Un punto clave de la jornada fue la aclaración de que, aunque la microbiota es un factor relevante, actualmente no funciona como un biomarcador diagnóstico. No existe una "firma bacteriana" que permita distinguir mediante exámenes de laboratorio entre depresión, ansiedad o psicosis. Sin embargo, su evaluación permite a los clínicos identificar estados proinflamatorios que podrían estar perpetuando los síntomas afectivos y cognitivos en los pacientes. En la práctica clínica diaria, el Dr. Huarcaya recomendó evaluar patrones dietarios, niveles de actividad física y hábitos de sueño. Se advirtió que una dieta alta en ultra procesados y baja en fibra favorece un tono inflamatorio basal que dificulta la respuesta al tratamiento convencional. De hecho, intervenciones simples como la mejora en la alimentación pueden actuar como una forma de neuro modulación vagal coadyuvante.

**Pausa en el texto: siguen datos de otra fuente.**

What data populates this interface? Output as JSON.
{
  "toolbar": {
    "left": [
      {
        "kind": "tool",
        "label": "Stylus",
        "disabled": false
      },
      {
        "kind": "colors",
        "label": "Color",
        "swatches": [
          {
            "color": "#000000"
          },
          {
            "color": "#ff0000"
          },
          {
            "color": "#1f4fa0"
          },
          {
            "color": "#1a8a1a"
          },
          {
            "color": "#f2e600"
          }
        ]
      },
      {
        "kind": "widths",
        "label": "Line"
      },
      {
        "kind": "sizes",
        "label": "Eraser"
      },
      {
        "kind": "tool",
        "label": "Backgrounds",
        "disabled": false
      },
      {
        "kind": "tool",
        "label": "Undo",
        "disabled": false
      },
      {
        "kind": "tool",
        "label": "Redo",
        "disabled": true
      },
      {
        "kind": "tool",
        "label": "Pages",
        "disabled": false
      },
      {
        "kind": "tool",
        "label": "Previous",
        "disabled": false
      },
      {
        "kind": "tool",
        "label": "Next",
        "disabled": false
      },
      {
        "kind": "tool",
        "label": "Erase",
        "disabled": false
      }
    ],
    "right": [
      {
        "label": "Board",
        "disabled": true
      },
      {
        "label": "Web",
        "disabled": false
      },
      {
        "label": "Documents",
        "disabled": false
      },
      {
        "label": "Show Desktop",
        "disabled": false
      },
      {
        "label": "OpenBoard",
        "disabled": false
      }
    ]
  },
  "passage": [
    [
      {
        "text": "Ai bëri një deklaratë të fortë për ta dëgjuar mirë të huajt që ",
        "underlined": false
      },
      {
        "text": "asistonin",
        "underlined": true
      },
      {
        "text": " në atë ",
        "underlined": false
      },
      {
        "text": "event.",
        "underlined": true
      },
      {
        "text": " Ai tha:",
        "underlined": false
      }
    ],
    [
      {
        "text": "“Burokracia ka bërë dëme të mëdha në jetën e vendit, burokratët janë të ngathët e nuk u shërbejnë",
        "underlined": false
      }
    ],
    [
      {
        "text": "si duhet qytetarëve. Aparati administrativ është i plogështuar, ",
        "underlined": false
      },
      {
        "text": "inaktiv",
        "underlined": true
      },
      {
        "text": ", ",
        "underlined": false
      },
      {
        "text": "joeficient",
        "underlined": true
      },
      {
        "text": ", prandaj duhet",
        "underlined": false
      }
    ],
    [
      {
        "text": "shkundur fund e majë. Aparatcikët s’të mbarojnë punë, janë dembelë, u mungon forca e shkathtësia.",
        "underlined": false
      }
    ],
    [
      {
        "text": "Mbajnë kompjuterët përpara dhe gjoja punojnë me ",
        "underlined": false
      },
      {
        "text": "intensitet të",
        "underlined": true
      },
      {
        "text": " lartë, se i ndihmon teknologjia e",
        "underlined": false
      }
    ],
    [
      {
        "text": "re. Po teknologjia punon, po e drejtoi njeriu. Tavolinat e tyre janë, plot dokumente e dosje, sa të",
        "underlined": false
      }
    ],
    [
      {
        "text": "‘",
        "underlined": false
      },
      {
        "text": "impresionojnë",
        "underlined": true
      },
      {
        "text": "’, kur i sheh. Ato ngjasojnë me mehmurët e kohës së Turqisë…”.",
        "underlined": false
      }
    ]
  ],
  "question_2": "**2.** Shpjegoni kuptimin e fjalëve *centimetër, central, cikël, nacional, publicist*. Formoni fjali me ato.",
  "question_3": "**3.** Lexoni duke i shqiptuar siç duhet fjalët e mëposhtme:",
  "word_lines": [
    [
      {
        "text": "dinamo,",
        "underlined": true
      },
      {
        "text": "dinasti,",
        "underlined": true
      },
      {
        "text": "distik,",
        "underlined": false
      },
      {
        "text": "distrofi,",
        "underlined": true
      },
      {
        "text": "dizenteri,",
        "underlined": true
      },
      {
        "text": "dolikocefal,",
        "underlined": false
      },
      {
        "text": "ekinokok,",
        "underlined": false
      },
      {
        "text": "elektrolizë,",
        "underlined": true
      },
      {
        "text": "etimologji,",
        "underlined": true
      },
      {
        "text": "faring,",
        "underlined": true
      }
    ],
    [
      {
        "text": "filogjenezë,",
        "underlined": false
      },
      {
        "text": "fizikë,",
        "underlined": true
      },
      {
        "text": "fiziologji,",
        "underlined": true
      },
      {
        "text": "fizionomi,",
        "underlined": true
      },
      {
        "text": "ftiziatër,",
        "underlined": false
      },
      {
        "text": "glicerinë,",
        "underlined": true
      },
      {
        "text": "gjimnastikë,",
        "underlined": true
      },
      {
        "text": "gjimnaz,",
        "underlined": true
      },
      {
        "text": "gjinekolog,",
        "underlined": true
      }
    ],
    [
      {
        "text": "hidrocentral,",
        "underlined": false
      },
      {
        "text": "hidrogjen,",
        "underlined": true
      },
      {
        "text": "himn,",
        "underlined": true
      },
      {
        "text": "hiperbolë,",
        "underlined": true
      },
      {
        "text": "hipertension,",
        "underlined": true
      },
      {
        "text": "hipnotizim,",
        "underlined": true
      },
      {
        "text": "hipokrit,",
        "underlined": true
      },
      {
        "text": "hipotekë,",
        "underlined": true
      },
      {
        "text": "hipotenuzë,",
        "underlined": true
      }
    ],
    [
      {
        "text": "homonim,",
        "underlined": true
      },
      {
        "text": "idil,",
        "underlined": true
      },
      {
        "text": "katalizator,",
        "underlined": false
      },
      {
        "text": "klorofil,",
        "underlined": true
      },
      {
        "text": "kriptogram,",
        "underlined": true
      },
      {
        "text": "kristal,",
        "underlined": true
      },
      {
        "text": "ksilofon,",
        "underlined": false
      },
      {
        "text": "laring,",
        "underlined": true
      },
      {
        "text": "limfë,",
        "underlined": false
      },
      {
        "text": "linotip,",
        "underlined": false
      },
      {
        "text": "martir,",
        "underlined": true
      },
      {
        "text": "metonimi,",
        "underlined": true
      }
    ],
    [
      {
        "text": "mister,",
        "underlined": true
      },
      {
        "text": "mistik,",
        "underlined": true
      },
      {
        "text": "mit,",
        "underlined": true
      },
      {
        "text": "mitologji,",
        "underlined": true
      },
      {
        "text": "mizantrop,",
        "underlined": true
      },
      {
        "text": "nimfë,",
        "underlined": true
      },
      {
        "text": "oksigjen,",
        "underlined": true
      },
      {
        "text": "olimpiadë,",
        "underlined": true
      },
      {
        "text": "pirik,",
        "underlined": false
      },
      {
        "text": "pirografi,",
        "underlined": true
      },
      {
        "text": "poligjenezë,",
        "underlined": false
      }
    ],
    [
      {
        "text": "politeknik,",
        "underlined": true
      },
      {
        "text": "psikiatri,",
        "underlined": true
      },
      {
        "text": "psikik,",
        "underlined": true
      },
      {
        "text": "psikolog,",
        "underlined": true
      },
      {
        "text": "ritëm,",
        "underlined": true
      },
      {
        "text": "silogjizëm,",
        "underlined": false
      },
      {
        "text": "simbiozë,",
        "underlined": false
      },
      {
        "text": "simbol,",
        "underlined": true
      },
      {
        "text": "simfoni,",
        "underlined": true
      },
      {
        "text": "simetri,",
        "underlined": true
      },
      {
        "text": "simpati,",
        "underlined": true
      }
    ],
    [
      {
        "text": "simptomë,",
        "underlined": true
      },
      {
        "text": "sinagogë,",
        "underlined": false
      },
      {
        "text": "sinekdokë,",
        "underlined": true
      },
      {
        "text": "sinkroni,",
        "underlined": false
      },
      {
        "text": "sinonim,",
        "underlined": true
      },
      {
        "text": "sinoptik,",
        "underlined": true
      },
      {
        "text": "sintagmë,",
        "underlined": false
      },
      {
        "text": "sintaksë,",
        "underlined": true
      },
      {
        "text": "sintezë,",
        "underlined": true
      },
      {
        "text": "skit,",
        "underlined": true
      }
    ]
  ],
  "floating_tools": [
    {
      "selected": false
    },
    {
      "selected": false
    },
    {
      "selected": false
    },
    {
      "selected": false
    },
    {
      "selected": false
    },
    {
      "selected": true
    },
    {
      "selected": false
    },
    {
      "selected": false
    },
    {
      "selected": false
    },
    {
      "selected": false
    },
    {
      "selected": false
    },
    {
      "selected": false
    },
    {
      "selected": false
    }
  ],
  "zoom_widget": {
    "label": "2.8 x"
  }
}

La exposición también abordó el impacto de los psicofármacos en la microbiota intestinal. Medicamentos como los antipsicóticos pueden generar cambios metabólicos y alteraciones gastrointestinales que realimentan el circuito inflamatorio. Por esta razón, el monitoreo del índice de masa corporal (IMC) y el perfil lipídico es esencial para evitar que los efectos secundarios interfieran con la recuperación anímica del paciente.
Complementando la visión biológica, se discutió la importancia del entorno familiar en el proceso terapéutico. El texto base resalta que los conflictos familiares no resueltos y la falta de apoyo emocional pueden materializarse en somatizaciones. La comunicación disfuncional y los roles rígidos actúan como círculos viciosos que refuerzan la impotencia y la baja autoestima en el paciente deprimido, dificultando el avance de cualquier intervención médica.

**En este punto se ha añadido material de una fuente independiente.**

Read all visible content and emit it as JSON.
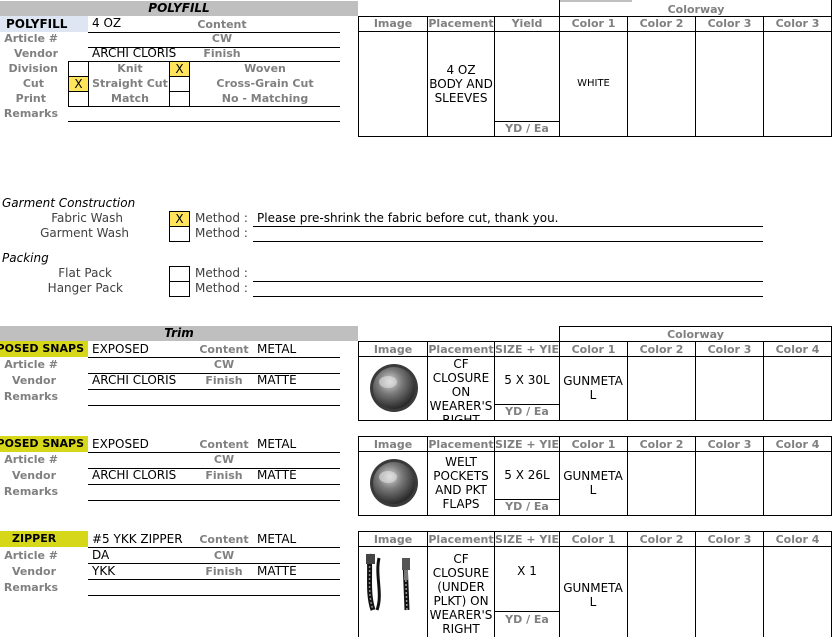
{
  "fabric": {
    "section_title": "POLYFILL",
    "colorway_label": "Colorway",
    "name": "POLYFILL",
    "weight": "4 OZ",
    "labels": {
      "content": "Content",
      "cw": "CW",
      "finish": "Finish",
      "article": "Article #",
      "vendor": "Vendor",
      "division": "Division",
      "cut": "Cut",
      "print": "Print",
      "remarks": "Remarks",
      "knit": "Knit",
      "woven": "Woven",
      "straight_cut": "Straight Cut",
      "cross_grain_cut": "Cross-Grain Cut",
      "match": "Match",
      "no_matching": "No - Matching"
    },
    "vendor": "ARCHI CLORIS",
    "division_checks": {
      "knit": "",
      "woven": "X"
    },
    "cut_checks": {
      "straight": "X",
      "cross": ""
    },
    "print_checks": {
      "match": "",
      "no_match": ""
    },
    "table_headers": [
      "Image",
      "Placement",
      "Yield",
      "Color 1",
      "Color 2",
      "Color 3",
      "Color 3"
    ],
    "placement": "4 OZ BODY AND SLEEVES",
    "yield_unit": "YD / Ea",
    "color1": "WHITE"
  },
  "construction": {
    "title": "Garment Construction",
    "fabric_wash": "Fabric Wash",
    "garment_wash": "Garment Wash",
    "fabric_wash_check": "X",
    "garment_wash_check": "",
    "method_label": "Method :",
    "fabric_wash_method": "Please pre-shrink the fabric before cut, thank you.",
    "garment_wash_method": ""
  },
  "packing": {
    "title": "Packing",
    "flat_pack": "Flat Pack",
    "hanger_pack": "Hanger Pack",
    "method_label": "Method :"
  },
  "trim": {
    "section_title": "Trim",
    "colorway_label": "Colorway",
    "labels": {
      "content": "Content",
      "cw": "CW",
      "finish": "Finish",
      "article": "Article #",
      "vendor": "Vendor",
      "remarks": "Remarks",
      "yield_unit": "YD / Ea"
    },
    "headers": [
      "Image",
      "Placement",
      "SIZE + YIELD",
      "Color 1",
      "Color 2",
      "Color 3",
      "Color 4"
    ],
    "items": [
      {
        "name": "EXPOSED SNAPS",
        "desc": "EXPOSED",
        "content": "METAL",
        "article": "",
        "cw": "",
        "vendor": "ARCHI CLORIS",
        "finish": "MATTE",
        "placement": "CF CLOSURE ON WEARER'S RIGHT",
        "size_yield": "5 X 30L",
        "color1": "GUNMETAL",
        "image": "snap-image"
      },
      {
        "name": "EXPOSED SNAPS",
        "desc": "EXPOSED",
        "content": "METAL",
        "article": "",
        "cw": "",
        "vendor": "ARCHI CLORIS",
        "finish": "MATTE",
        "placement": "WELT POCKETS AND PKT FLAPS",
        "size_yield": "5 X 26L",
        "color1": "GUNMETAL",
        "image": "snap-image"
      },
      {
        "name": "ZIPPER",
        "desc": "#5 YKK ZIPPER",
        "content": "METAL",
        "article": "DA",
        "cw": "",
        "vendor": "YKK",
        "finish": "MATTE",
        "placement": "CF CLOSURE (UNDER PLKT) ON WEARER'S RIGHT",
        "size_yield": "X 1",
        "color1": "GUNMETAL",
        "image": "zipper-image"
      }
    ]
  },
  "colors": {
    "section_gray": "#bfbfbf",
    "highlight_yellow": "#d7d719",
    "check_yellow": "#ffe45c",
    "label_gray": "#808080"
  }
}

La disertación del Dr. Huarcaya comprendió también, un análisis sobre la diferencia entre el duelo y el episodio depresivo. Mientras que el duelo es una respuesta natural y adaptativa ante una pérdida, la depresión puede presentarse de forma desproporcionada o sin un factor estresante claro. Los especialistas coincidieron en que permitir la expresión emocional es fundamental para evitar que un duelo mal gestionado se transforme en un cuadro clínico de depresión mayor. La unificación de criterios de manejo, integrando la visión biológica de la microbiota con el enfoque psicosocial, es imperativa para garantizar la seguridad y eficacia en la atención.
Finalmente, la conclusión principal de la ponencia del Dr. Huarcaya fue que tratar la depresión es tratar sistemas integrados: ánimo, metabolismo e inflamación. Mejorar la dieta y los hábitos de vida reduce el tono inflamatorio, pero debe entenderse como una intervención coadyuvante y no sustitutiva del tratamiento psicoterapéutico y farmacológico, reafirmando el compromiso del INSM “HD-HN” con una medicina de precisión y humanizada.
Esta noticia pertenece al compendio Noticias de la Jornada científica: "Las depresiones: más allá de sus fronteras".